HippoRAG 2: Advancing Long-Term Memory and Contextual Retrieval in Large Language Models

LLMs face challenges in continual learning due to the limitations of parametric knowledge retention, leading to the widespread adoption of RAG as a solution. RAG enables models to access new information without modifying their internal parameters, making it a practical approach for real-time adaptation. However, traditional RAG frameworks rely heavily on vector retrieval, which limits their ability to capture complex relationships and associations in knowledge. Recent advancements have integrated structured data, such as knowledge graphs, to enhance reasoning capabilities, improving sense-making and multi-hop connections. While these methods offer improvements in contextual understanding, they often compromise performance on simpler factual recall tasks, highlighting the need for more refined approaches.

Continual learning strategies for LLMs typically fall into three categories: continual fine-tuning, model editing, and non-parametric retrieval. Fine-tuning periodically updates model parameters with new data but is computationally expensive and prone to catastrophic forgetting. Model editing modifies specific parameters for targeted knowledge updates, but its effects remain localized. In contrast, RAG dynamically retrieves relevant external information at inference time, allowing for efficient knowledge updates without altering the model’s parameters. Advanced RAG frameworks, such as GraphRAG and LightRAG, enhance retrieval by structuring knowledge into graphs, improving the model’s ability to synthesize complex information. HippoRAG 2 refines this approach by leveraging structured retrieval while minimizing errors from LLM-generated noise, balancing sense-making and factual accuracy.

HippoRAG 2, developed by researchers from The Ohio State University and the University of Illinois Urbana-Champaign, enhances RAG by improving factual recall, sense-making, and associative memory. Building upon HippoRAG’s Personalized PageRank algorithm, it integrates passages more effectively and refines online LLM utilization. This approach achieves a 7% improvement in associative memory tasks over leading embedding models while maintaining strong factual and contextual understanding. Extensive evaluations show its robustness across various benchmarks, outperforming existing structure-augmented RAG methods. HippoRAG 2 significantly advances non-parametric continual learning, bringing AI systems closer to human-like long-term memory capabilities.

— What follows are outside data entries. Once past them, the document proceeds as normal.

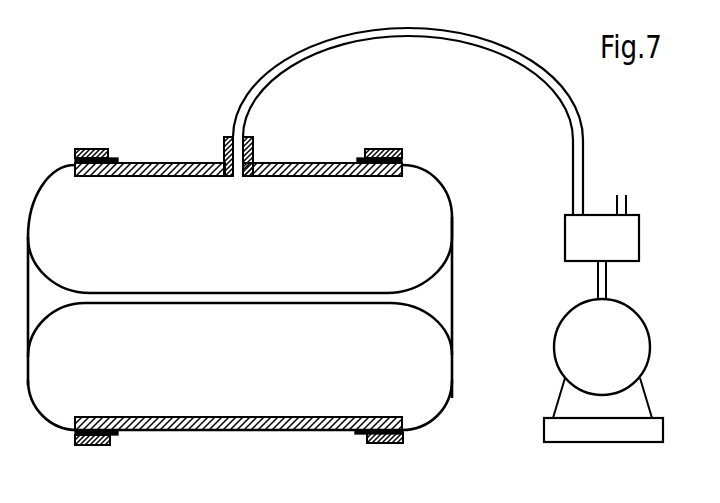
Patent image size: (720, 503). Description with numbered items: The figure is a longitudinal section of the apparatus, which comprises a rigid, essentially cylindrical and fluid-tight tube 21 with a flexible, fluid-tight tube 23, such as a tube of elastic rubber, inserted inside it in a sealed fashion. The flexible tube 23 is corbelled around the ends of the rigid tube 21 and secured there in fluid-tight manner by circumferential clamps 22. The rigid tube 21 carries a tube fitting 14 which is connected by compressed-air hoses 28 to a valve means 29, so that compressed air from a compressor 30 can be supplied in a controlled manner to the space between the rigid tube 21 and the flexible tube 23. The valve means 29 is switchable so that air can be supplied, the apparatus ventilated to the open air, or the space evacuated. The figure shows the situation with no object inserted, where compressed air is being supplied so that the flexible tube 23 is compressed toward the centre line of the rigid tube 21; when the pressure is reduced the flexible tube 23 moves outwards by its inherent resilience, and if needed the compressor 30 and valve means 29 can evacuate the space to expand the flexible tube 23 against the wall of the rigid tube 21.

The tube fitting 14 is at (227, 136).
The rigid tube 21 is at (145, 163).
The circumferential clamps 22 is at (99, 150).
The flexible tube 23 is at (240, 297).
The compressed-air hoses 28 is at (350, 43).
The valve means 29 is at (571, 226).
The compressor 30 is at (567, 313).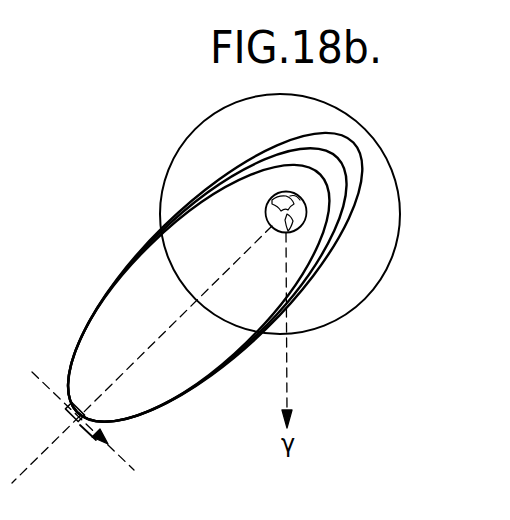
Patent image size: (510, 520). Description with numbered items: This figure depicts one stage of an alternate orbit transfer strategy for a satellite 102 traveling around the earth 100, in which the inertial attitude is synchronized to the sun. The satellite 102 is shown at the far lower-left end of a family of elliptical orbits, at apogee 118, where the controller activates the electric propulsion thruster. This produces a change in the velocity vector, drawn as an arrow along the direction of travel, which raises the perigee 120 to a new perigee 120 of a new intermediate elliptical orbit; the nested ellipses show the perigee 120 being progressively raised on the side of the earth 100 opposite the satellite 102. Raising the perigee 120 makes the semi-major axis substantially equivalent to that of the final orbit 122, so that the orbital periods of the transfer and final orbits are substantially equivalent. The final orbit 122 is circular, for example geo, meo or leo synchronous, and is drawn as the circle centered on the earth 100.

The earth 100 is at (266, 212).
The satellite 102 is at (80, 426).
The apogee 118 is at (67, 408).
The perigee 120 is at (337, 156).
The final orbit 122 is at (389, 263).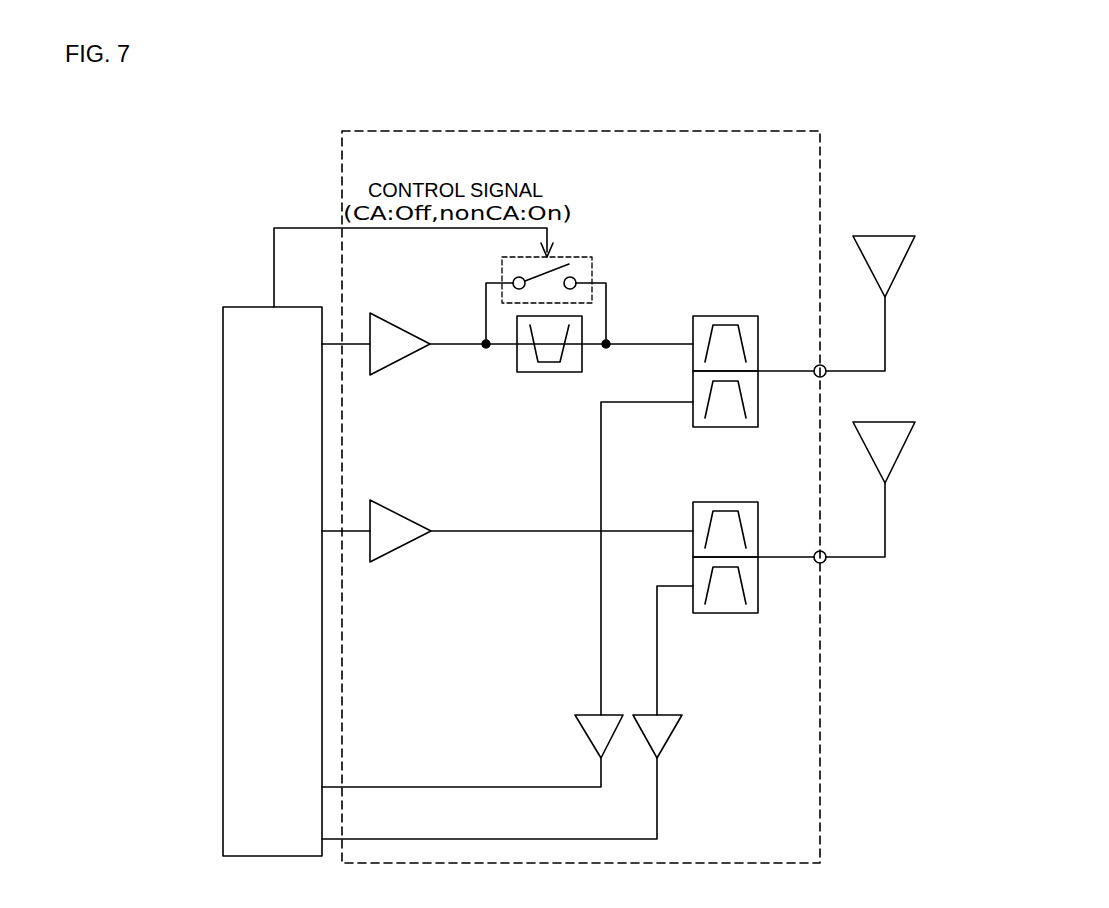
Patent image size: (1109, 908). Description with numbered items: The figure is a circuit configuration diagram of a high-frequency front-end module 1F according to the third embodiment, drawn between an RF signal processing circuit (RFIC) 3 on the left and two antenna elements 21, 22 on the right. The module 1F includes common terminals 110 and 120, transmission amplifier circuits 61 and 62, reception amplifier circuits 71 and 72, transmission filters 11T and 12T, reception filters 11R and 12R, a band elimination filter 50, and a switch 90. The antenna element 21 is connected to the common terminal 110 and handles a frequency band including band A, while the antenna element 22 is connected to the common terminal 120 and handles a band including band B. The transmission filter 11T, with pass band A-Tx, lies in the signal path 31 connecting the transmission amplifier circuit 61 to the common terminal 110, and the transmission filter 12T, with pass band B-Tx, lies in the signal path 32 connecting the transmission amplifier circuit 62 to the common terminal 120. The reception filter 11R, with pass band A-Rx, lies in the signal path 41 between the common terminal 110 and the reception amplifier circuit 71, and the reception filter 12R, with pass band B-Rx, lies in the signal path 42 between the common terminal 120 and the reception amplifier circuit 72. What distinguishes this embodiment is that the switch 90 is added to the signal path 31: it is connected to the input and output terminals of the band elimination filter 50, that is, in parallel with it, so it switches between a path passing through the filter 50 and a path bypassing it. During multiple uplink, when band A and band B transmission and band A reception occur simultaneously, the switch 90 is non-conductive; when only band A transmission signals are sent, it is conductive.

The high-frequency front-end module 1F is at (778, 131).
The RF signal processing circuit (RFIC) 3 is at (258, 307).
The transmission amplifier circuit 61 is at (390, 318).
The transmission amplifier circuit 62 is at (390, 506).
The signal path 31 is at (632, 344).
The signal path 32 is at (492, 531).
The band elimination filter 50 is at (530, 372).
The switch 90 is at (565, 257).
The transmission filter 11T is at (758, 330).
The reception filter 11R is at (758, 410).
The transmission filter 12T is at (758, 520).
The reception filter 12R is at (758, 595).
The common terminal 110 is at (826, 376).
The common terminal 120 is at (826, 562).
The antenna element 21 is at (882, 236).
The antenna element 22 is at (882, 422).
The signal path 41 is at (600, 640).
The signal path 42 is at (656, 640).
The reception amplifier circuit 71 is at (582, 715).
The reception amplifier circuit 72 is at (676, 715).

HippoRAG 2 is a neurobiologically inspired long-term memory framework for LLMs, enhancing the original HippoRAG by improving context integration and retrieval. It comprises an artificial neocortex (LLM), a parahippocampal region encoder, and an open knowledge graph (KG). Offline, an LLM extracts triples from passages, linking synonyms and integrating conceptual and contextual information. Online, queries are mapped to relevant triples using embedding-based retrieval, followed by Personalized PageRank (PPR) for context-aware selection. HippoRAG 2 introduces recognition memory for filtering triples and deeper contextualization by linking queries to triples, enhancing multi-hop reasoning and improving retrieval accuracy for QA tasks.

The experimental setup includes three baseline categories: (1) classical retrievers such as BM25, Contriever, and GTR, (2) large embedding models like GTE-Qwen2-7B-Instruct, GritLM-7B, and NV-Embed-v2, and (3) structure-augmented RAG models, including RAPTOR, GraphRAG, LightRAG, and HippoRAG. The evaluation spans three key challenge areas: simple QA (factual recall), multi-hop QA (associative reasoning), and discourse understanding (sense-making). Metrics include passage recall@5 for retrieval and F1 scores for QA. HippoRAG 2, leveraging Llama-3.3-70B-Instruct and NV-Embed-v2, outperforms prior models, particularly in multi-hop tasks, demonstrating enhanced retrieval and response accuracy with its neuropsychology-inspired approach.

In conclusion, the ablation study evaluates the impact of linking, graph construction, and triple filtering methods, showing that deeper contextualization significantly improves HippoRAG 2’s performance. The query-to-triple approach outperforms others, enhancing Recall@5 by 12.5% over NER-to-node. Adjusting reset probabilities in PPR balances phrase and passage nodes, optimizing retrieval. HippoRAG 2 integrates seamlessly with dense retrievers, consistently outperforming them. Qualitative analysis highlights superior multi-hop reasoning. Overall, HippoRAG 2 enhances retrieval and reasoning by leveraging Personalized PageRank, deeper passage integration, and LLMs, offering advancements in long-term memory modeling. Future work may explore graph-based retrieval for improved episodic memory in conversations.